Monday, April 5, 2010
Here's our Easter dinner table. Note Grandma's crocheted table cloth. The boys figured out there are 320 medallions in it!
Here's our menu, with recipes.
Asparagus with lime and garlic
lime chiffon pie
Corn Casserole (here it is, Gabi!)
1 can corn
1 can cream-style corn
2 Tbsp. melted butter
8 oz. sour cream
1 box Jiffy corn muffin mix
Mix thoroughly. Pour into 8x10 glass pan or casserole dish. Bake 50 minutes at 350.
Asparagus with lime/garlic (got this idea from the Thai restaurant at Cedar/Lee)
Slice one large garlic clove into 2 Tbsp. lime juice. Steam asparagus. Pour marinade over and let sit, covered, for 5 minutes before serving.
Lime Chiffon Pie
Mix together 8 oz. can sweetened condensed milk and 6 oz. can thawed limeade concentrate. Add 2 drops green food coloring (optional). Fold in 8 oz. Cool whip. Pile into graham cracker crust. Serves 8. (Cut slices small: it's very sweet!)
Sunday, April 4, 2010
Friday, April 2, 2010
I've been participating in a discussion on Facebook about this album. It all started when Andy posted some lyrics from the show as his status:
Sanhedrin: "What then to do about this Jesus Mania? How do we deal with the 'Carpenter King'? How do we handle a man who is bigger than John was when John did has baptism thing?" Caiaphas: "Fools! You have no perception! The stakes we are gambling are frighteningly high. We must crush him completely! So like John before him, this Jesus must die."I replied with more lyrics, but I noticed that several commenters didn't seem to get the allusion!
Here's what I posted as my status:
Andy's post reminded me to pull out my Jesus Christ Superstar double album today for my Good Friday listening. I'll be singing those songs to myself today until needle hits vinyl.Once I got home and needle hit vinyl, my boys listened a bit. "It's disturbing," said Eli, after we listened to the song where Jesus cleanses the temple ("MY house should be a house of prayer/but you have made it a den of thieves. . ." )
Yeah, I guess it is a bit disturbing. Holy week is pretty disturbing, really. That frightening time in Jerusalem, watching someone you love going from palms and Hosannas to a horrifying death. When I was younger I was deeply into participating in Holy week--disturbing is something young adults like, I guess--or at least I did.
The music is also disturbing--some of it is screaming guitar/singer 70's music which is at least a bit alienating, or at least I think that's what it was trying to achieve.
I got Superstar when I was maybe Eli's age, 13 or so. My parents had gotten "Joseph and the Amazing Technicolor Dreamcoat" for me for Christmas one year and I loved it. I have that entire libretto in my head, too, just like Superstar.
Later that year, maybe during lent?, someone brought the album "Jesus Christ Superstar" to our public library and played the music in the community room. I'm not sure why--maybe a debut in our hometown? Someone had a cart with one of those old record players on it, and there were chairs with some people listening. Now that I look back on it, it seems rather odd!
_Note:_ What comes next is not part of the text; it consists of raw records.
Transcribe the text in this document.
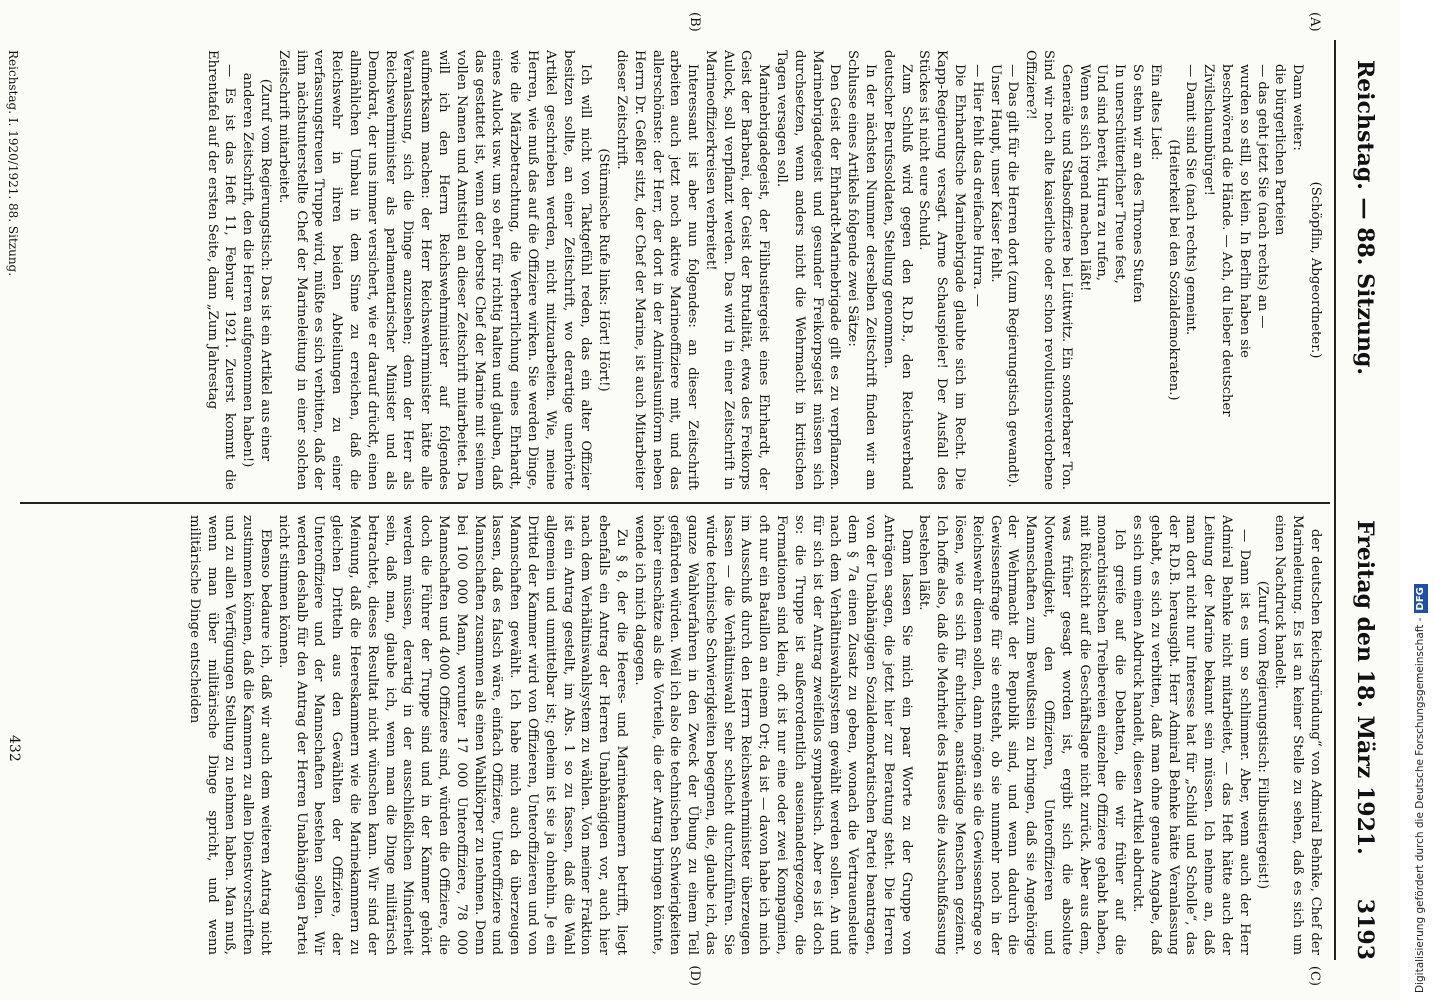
Reichstag. — 88. Sitzung.
Freitag den 18. März 1921.
3193
(A)
(B)
(C)
(D)

(Schöpflin, Abgeordneter.)

Dann weiter:

die bürgerlichen Parteien

— das geht jetzt Sie (nach rechts) an —

wurden so still, so klein. In Berlin haben sie

beschwörend die Hände. — Ach, du lieber deutscher

Zivilschaumbürger!

— Damit sind Sie (nach rechts) gemeint.

(Heiterkeit bei den Sozialdemokraten.)

Ein altes Lied:

So stehn wir an des Thrones Stufen

In unerschütterlicher Treue fest,

Und sind bereit, Hurra zu rufen,

Wenn es sich irgend machen läßt!

Generäle und Stabsoffiziere bei Lüttwitz. Ein sonderbarer Ton. Sind wir noch alte kaiserliche oder schon revolutionsverdorbene Offiziere?!

— Das gilt für die Herren dort (zum Regierungstisch gewandt).

Unser Haupt, unser Kaiser fehlt.

— Hier fehlt das dreifache Hurra. —

Die Ehrhardtsche Marinebrigade glaubte sich im Recht. Die Kapp-Regierung versagt. Arme Schauspieler! Der Ausfall des Stückes ist nicht eure Schuld.

Zum Schluß wird gegen den R.D.B., den Reichsverband deutscher Berufssoldaten, Stellung genommen.

In der nächsten Nummer derselben Zeitschrift finden wir am Schlusse eines Artikels folgende zwei Sätze:

Den Geist der Ehrhardt-Marinebrigade gilt es zu verpflanzen. Marinebrigadegeist und gesunder Freikorpsgeist müssen sich durchsetzen, wenn anders nicht die Wehrmacht in kritischen Tagen versagen soll.

Marinebrigadegeist, der Filibustiergeist eines Ehrhardt, der Geist der Barbarei, der Geist der Brutalität, etwa des Freikorps Aulock, soll verpflanzt werden. Das wird in einer Zeitschrift in Marineoffizierkreisen verbreitet!

Interessant ist aber nun folgendes: an dieser Zeitschrift arbeiten auch jetzt noch aktive Marineoffiziere mit, und das allerschönste: der Herr, der dort in der Admiralsuniform neben Herrn Dr. Geßler sitzt, der Chef der Marine, ist auch Mitarbeiter dieser Zeitschrift.

(Stürmische Rufe links: Hört! Hört!)

Ich will nicht von Taktgefühl reden, das ein alter Offizier besitzen sollte, an einer Zeitschrift, wo derartige unerhörte Artikel geschrieben werden, nicht mitzuarbeiten. Wie, meine Herren, wie muß das auf die Offiziere wirken. Sie werden Dinge, wie die Märzbetrachtung, die Verherrlichung eines Ehrhardt, eines Aulock usw. um so eher für richtig halten und glauben, daß das gestattet ist, wenn der oberste Chef der Marine mit seinem vollen Namen und Amtstitel an dieser Zeitschrift mitarbeitet. Da will ich den Herrn Reichswehrminister auf folgendes aufmerksam machen: der Herr Reichswehrminister hätte alle Veranlassung, sich die Dinge anzusehen; denn der Herr als Reichswehrminister als parlamentarischer Minister und als Demokrat, der uns immer versichert, wie er darauf drückt, einen allmählichen Umbau in dem Sinne zu erreichen, daß die Reichswehr in ihren beiden Abteilungen zu einer verfassungstreuen Truppe wird, müßte es sich verbitten, daß der ihm nächstunterstellte Chef der Marineleitung in einer solchen Zeitschrift mitarbeitet.

(Zuruf vom Regierungstisch: Das ist ein Artikel aus einer anderen Zeitschrift, den die Herren aufgenommen haben!)

— Es ist das Heft 11, Februar 1921. Zuerst kommt die Ehrentafel auf der ersten Seite, dann „Zum Jahrestag

der deutschen Reichsgründung“ von Admiral Behnke, Chef der Marineleitung. Es ist an keiner Stelle zu sehen, daß es sich um einen Nachdruck handelt.

(Zuruf vom Regierungstisch: Filibustiergeist!)

— Dann ist es um so schlimmer. Aber, wenn auch der Herr Admiral Behnke nicht mitarbeitet, — das Heft hätte auch der Leitung der Marine bekannt sein müssen. Ich nehme an, daß man dort nicht nur Interesse hat für „Schild und Scholle“, das der R.D.B. herausgibt. Herr Admiral Behnke hätte Veranlassung gehabt, es sich zu verbitten, daß man ohne genaue Angabe, daß es sich um einen Abdruck handelt, diesen Artikel abdruckt.

Ich greife auf die Debatten, die wir früher auf die monarchistischen Treibereien einzelner Offiziere gehabt haben, mit Rücksicht auf die Geschäftslage nicht zurück. Aber aus dem, was früher gesagt worden ist, ergibt sich die absolute Notwendigkeit, den Offizieren, Unteroffizieren und Mannschaften zum Bewußtsein zu bringen, daß sie Angehörige der Wehrmacht der Republik sind, und wenn dadurch die Gewissensfrage für sie entsteht, ob sie nunmehr noch in der Reichswehr dienen sollen, dann mögen sie die Gewissensfrage so lösen, wie es sich für ehrliche, anständige Menschen geziemt. Ich hoffe also, daß die Mehrheit des Hauses die Ausschußfassung bestehen läßt.

Dann lassen Sie mich ein paar Worte zu der Gruppe von Anträgen sagen, die jetzt hier zur Beratung steht. Die Herren von der Unabhängigen Sozialdemokratischen Partei beantragen, dem § 7a einen Zusatz zu geben, wonach die Vertrauensleute nach dem Verhältniswahlsystem gewählt werden sollen. An und für sich ist der Antrag zweifellos sympathisch. Aber es ist doch so: die Truppe ist außerordentlich auseinandergezogen, die Formationen sind klein, oft ist nur eine oder zwei Kompagnien, oft nur ein Bataillon an einem Ort; da ist — davon habe ich mich im Ausschuß durch den Herrn Reichswehrminister überzeugen lassen — die Verhältniswahl sehr schlecht durchzuführen. Sie würde technische Schwierigkeiten begegnen, die, glaube ich, das ganze Wahlverfahren in den Zweck der Übung zu einem Teil gefährden würden. Weil ich also die technischen Schwierigkeiten höher einschätze als die Vorteile, die der Antrag bringen könnte, wende ich mich dagegen.

Zu § 8, der die Heeres- und Marinekammern betrifft, liegt ebenfalls ein Antrag der Herren Unabhängigen vor, auch hier nach dem Verhältniswahlsystem zu wählen. Von meiner Fraktion ist ein Antrag gestellt, im Abs. 1 so zu fassen, daß die Wahl allgemein und unmittelbar ist; geheim ist sie ja ohnehin. Je ein Drittel der Kammer wird von Offizieren, Unteroffizieren und von Mannschaften gewählt. Ich habe mich auch da überzeugen lassen, daß es falsch wäre, einfach Offiziere, Unteroffiziere und Mannschaften zusammen als einen Wahlkörper zu nehmen. Denn bei 100 000 Mann, worunter 17 000 Unteroffiziere, 78 000 Mannschaften und 4000 Offiziere sind, würden die Offiziere, die doch die Führer der Truppe sind und in der Kammer gehört werden müssen, derartig in der ausschließlichen Minderheit sein, daß man, glaube ich, wenn man die Dinge militärisch betrachtet, dieses Resultat nicht wünschen kann. Wir sind der Meinung, daß die Heereskammern wie die Marinekammern zu gleichen Dritteln aus den Gewählten der Offiziere, der Unteroffiziere und der Mannschaften bestehen sollen. Wir werden deshalb für den Antrag der Herren Unabhängigen Partei nicht stimmen können.

Ebenso bedaure ich, daß wir auch dem weiteren Antrag nicht zustimmen können, daß die Kammern zu allen Dienstvorschriften und zu allen Verfügungen Stellung zu nehmen haben. Man muß, wenn man über militärische Dinge spricht, und wenn militärische Dinge entscheiden

Reichstag. I. 1920/1921. 88. Sitzung.
432	Digitalisierung gefördert durch die Deutsche Forschungsgemeinschaft -DFG
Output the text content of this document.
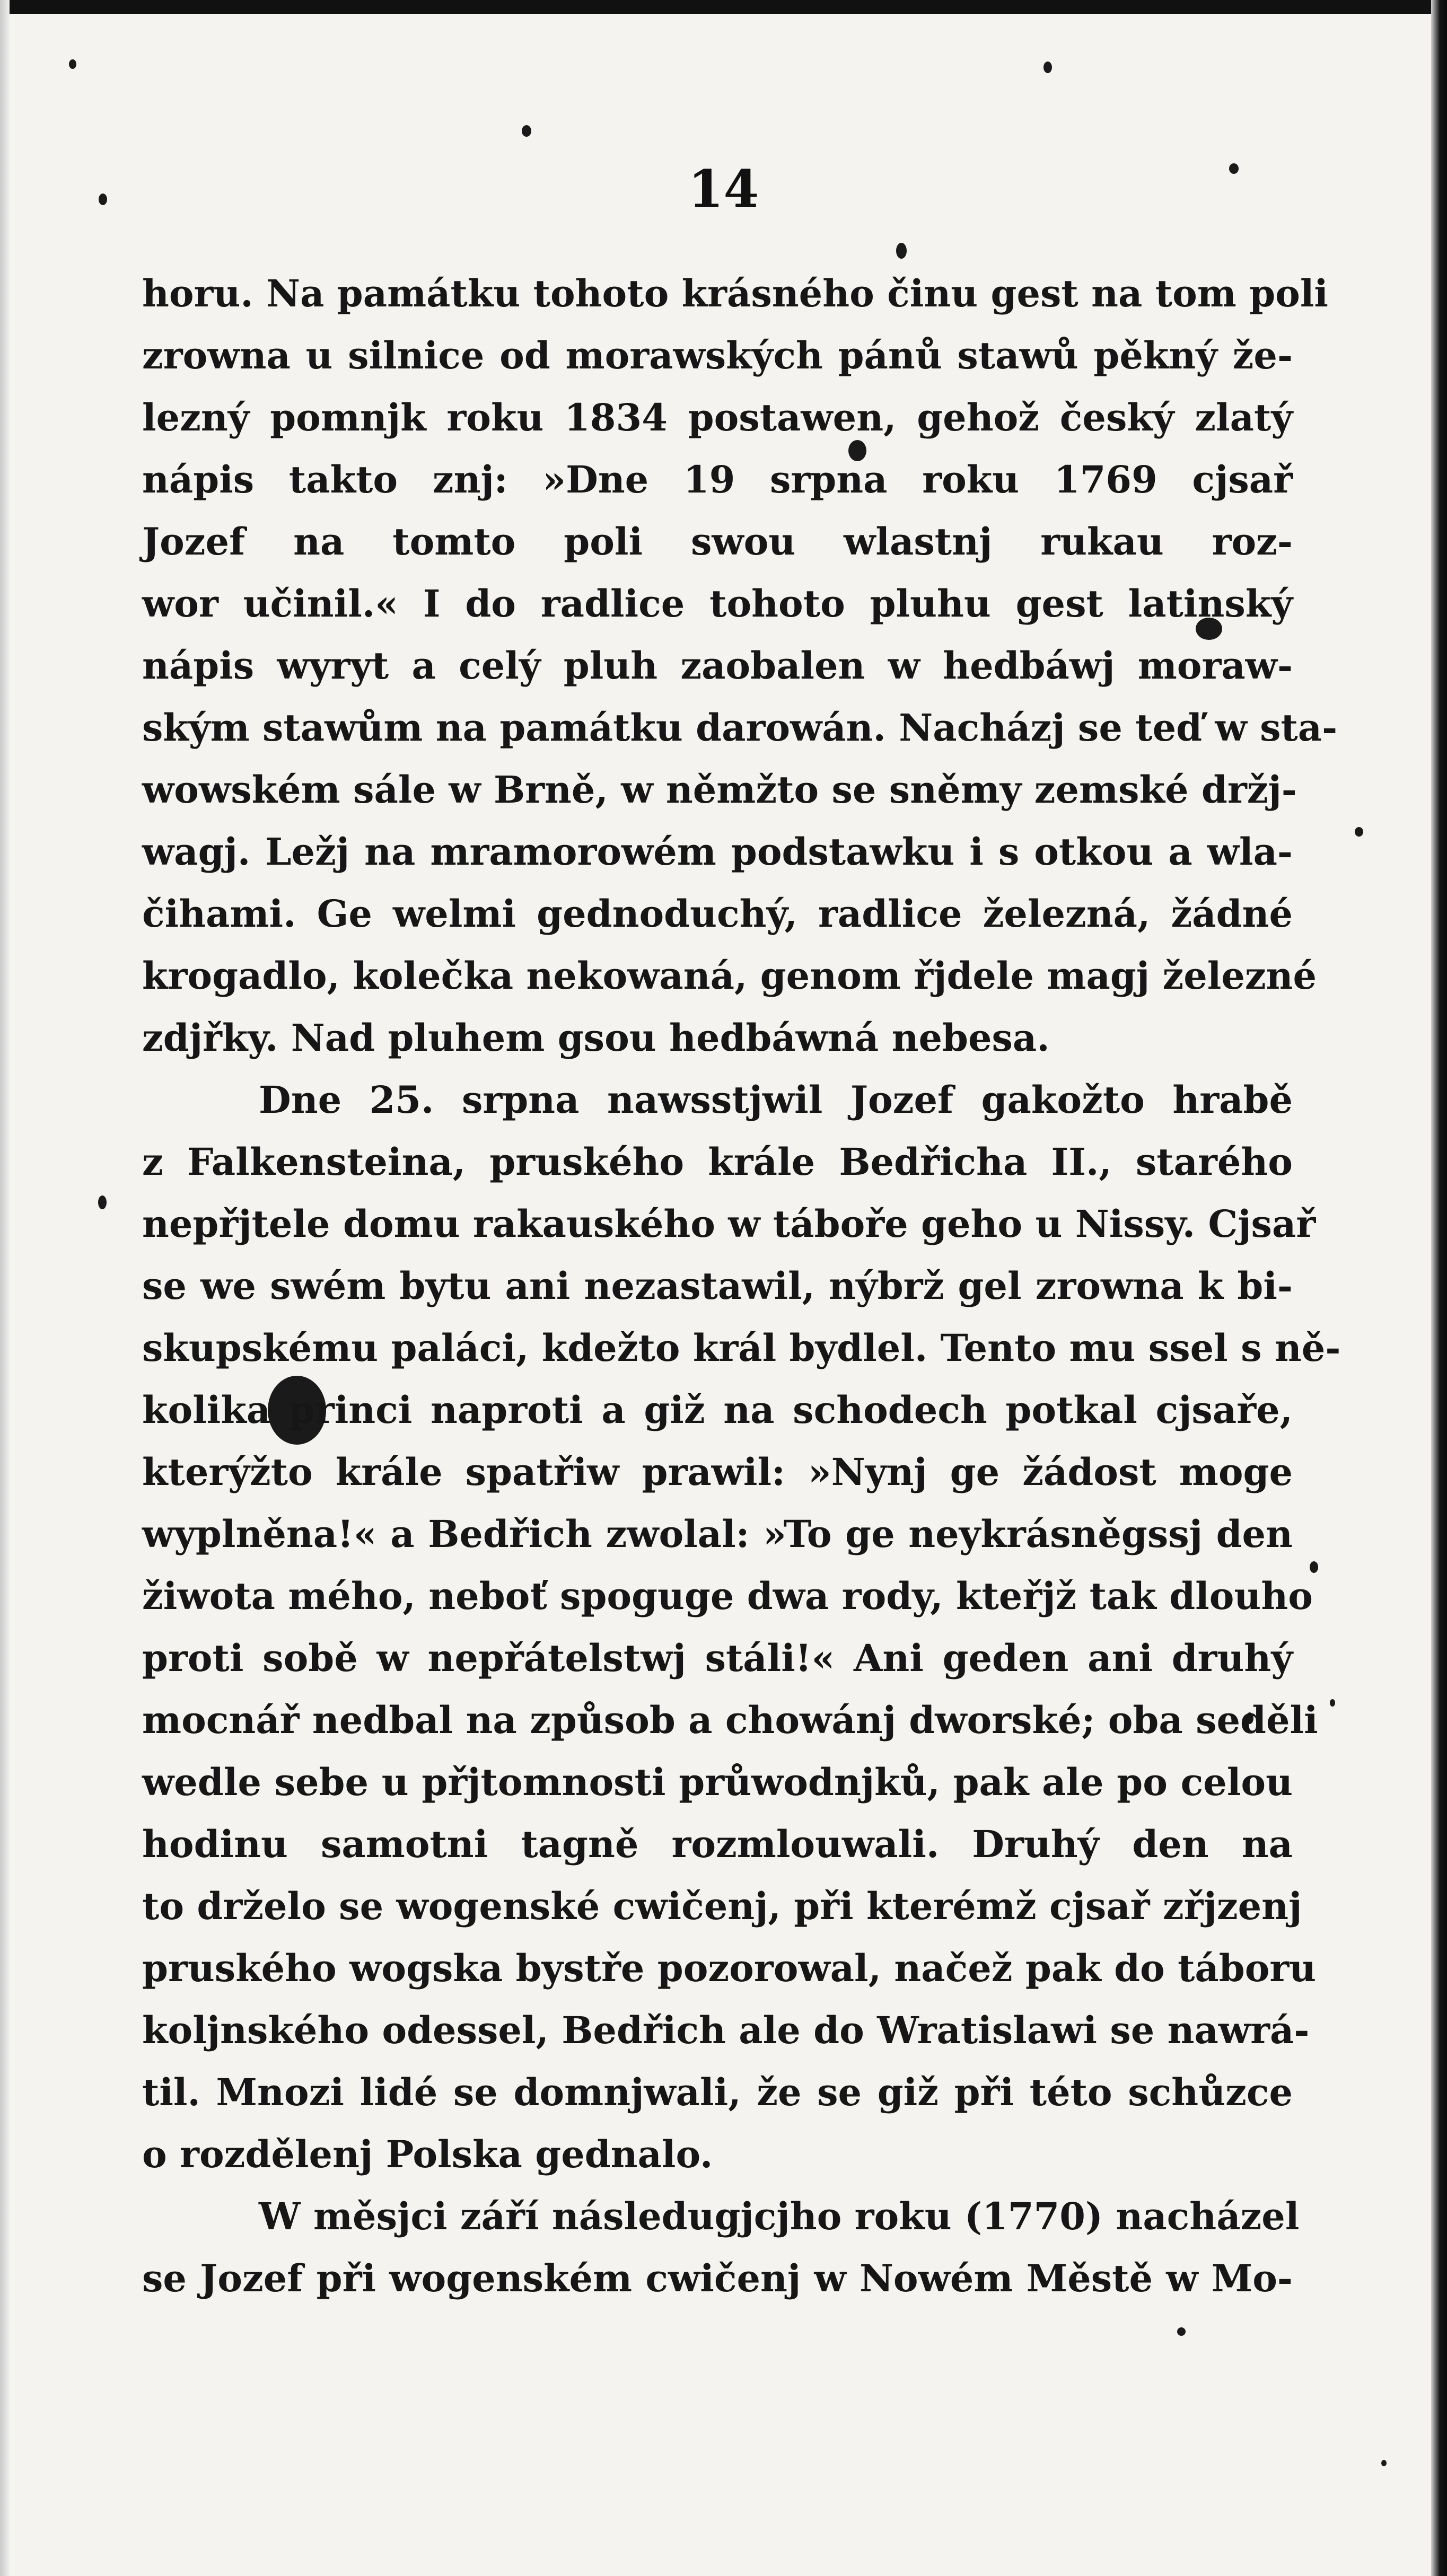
14
horu. Na památku tohoto krásného činu gest na tom poli
zrowna u silnice od morawských pánů stawů pěkný že-
lezný pomnjk roku 1834 postawen, gehož český zlatý
nápis takto znj: »Dne 19 srpna roku 1769 cjsař
Jozef na tomto poli swou wlastnj rukau roz-
wor učinil.« I do radlice tohoto pluhu gest latinský
nápis wyryt a celý pluh zaobalen w hedbáwj moraw-
ským stawům na památku darowán. Nacházj se teď w sta-
wowském sále w Brně, w němžto se sněmy zemské držj-
wagj. Ležj na mramorowém podstawku i s otkou a wla-
čihami. Ge welmi gednoduchý, radlice železná, žádné
krogadlo, kolečka nekowaná, genom řjdele magj železné
zdjřky. Nad pluhem gsou hedbáwná nebesa.
Dne 25. srpna nawsstjwil Jozef gakožto hrabě
z Falkensteina, pruského krále Bedřicha II., starého
nepřjtele domu rakauského w táboře geho u Nissy. Cjsař
se we swém bytu ani nezastawil, nýbrž gel zrowna k bi-
skupskému paláci, kdežto král bydlel. Tento mu ssel s ně-
kolika princi naproti a giž na schodech potkal cjsaře,
kterýžto krále spatřiw prawil: »Nynj ge žádost moge
wyplněna!« a Bedřich zwolal: »To ge neykrásněgssj den
žiwota mého, neboť spoguge dwa rody, kteřjž tak dlouho
proti sobě w nepřátelstwj stáli!« Ani geden ani druhý
mocnář nedbal na způsob a chowánj dworské; oba seděli
wedle sebe u přjtomnosti průwodnjků, pak ale po celou
hodinu samotni tagně rozmlouwali. Druhý den na
to drželo se wogenské cwičenj, při kterémž cjsař zřjzenj
pruského wogska bystře pozorowal, načež pak do táboru
koljnského odessel, Bedřich ale do Wratislawi se nawrá-
til. Mnozi lidé se domnjwali, že se giž při této schůzce
o rozdělenj Polska gednalo.
W měsjci září následugjcjho roku (1770) nacházel
se Jozef při wogenském cwičenj w Nowém Městě w Mo-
When I went in the room, "What's the Buzz?" was playing--a cheerful and catchy tune--followed by "It seems to me a strange thing, mystifying," which set up the tension--and I was hooked!
I asked my parents if they would buy me the album. It was a long time before they did, and when they bought it for me (a birthday, Christmas?) it came with a caveat. My dad wanted me to know that they weren't particularly keen on the theology of the musical (Jesus as a pawn, Judas as a tragic hero) and the way it ended (crucifixion, not Easter). I think my dad said something like "If you listen to this, you have to listen to the St. Matthew Passion, too." I probably said "OK, OK!" like Robbie does to me sometimes.
Like many of my grew-up-in-the-70s friends, I basically had that album set memorized. I have a strong high school memory of me, Lori Heitland, and Craig . . . the baritone player from our marching band, singing through it from beginning to end one day in a hallway near the band room.
So I listened to it today. It's still a powerful piece--some of the lyrics are just so subtle and moving. But, dad, I want you to know that the St. Matthew Passion is on the docket for tomorrow.